Sidang tuntutan untuk Semuel Abrijani Pangerapan, mantan Dirjen Aptika Kemenkominfo, tak jadi digelar hari ini. Majelis hakim memutuskan untuk menundanya sampai Kamis besok. Alasan penundaan ini sederhana: jaksa penuntut umum ternyata belum siap dengan berkas tuntutannya.

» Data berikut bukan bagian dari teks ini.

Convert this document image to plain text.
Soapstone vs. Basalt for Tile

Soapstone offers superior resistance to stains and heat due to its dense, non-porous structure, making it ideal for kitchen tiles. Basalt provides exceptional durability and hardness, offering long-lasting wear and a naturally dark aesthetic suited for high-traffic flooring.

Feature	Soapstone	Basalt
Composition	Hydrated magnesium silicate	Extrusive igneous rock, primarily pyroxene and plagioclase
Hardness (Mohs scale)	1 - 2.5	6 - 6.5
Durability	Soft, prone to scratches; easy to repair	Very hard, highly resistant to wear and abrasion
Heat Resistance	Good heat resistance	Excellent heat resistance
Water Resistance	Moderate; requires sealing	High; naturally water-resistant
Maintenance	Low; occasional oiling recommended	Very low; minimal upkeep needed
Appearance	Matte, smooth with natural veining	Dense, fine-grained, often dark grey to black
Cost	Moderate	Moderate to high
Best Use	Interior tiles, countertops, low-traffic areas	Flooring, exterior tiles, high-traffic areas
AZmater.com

Di ruang sidang Pengadilan Tipikor Jakarta Pusat, suasana Rabu siang itu terasa singkat. Hakim ketua, Lucy Ermawati, dengan suara tegas memutuskan penundaan.
"Gitu ya, besok, jadi tetap tuntutan dari Penuntut Umum ya," ujarnya.
Keputusan serupa juga berlaku untuk empat terdakwa lain yang terlibat dalam kasus yang sama. Tak lama setelah pengumuman, sidang pun ditutup. "Para terdakwa tetap ditahan, sidang ditutup," pungkas hakim sebelum membubarkan persidangan.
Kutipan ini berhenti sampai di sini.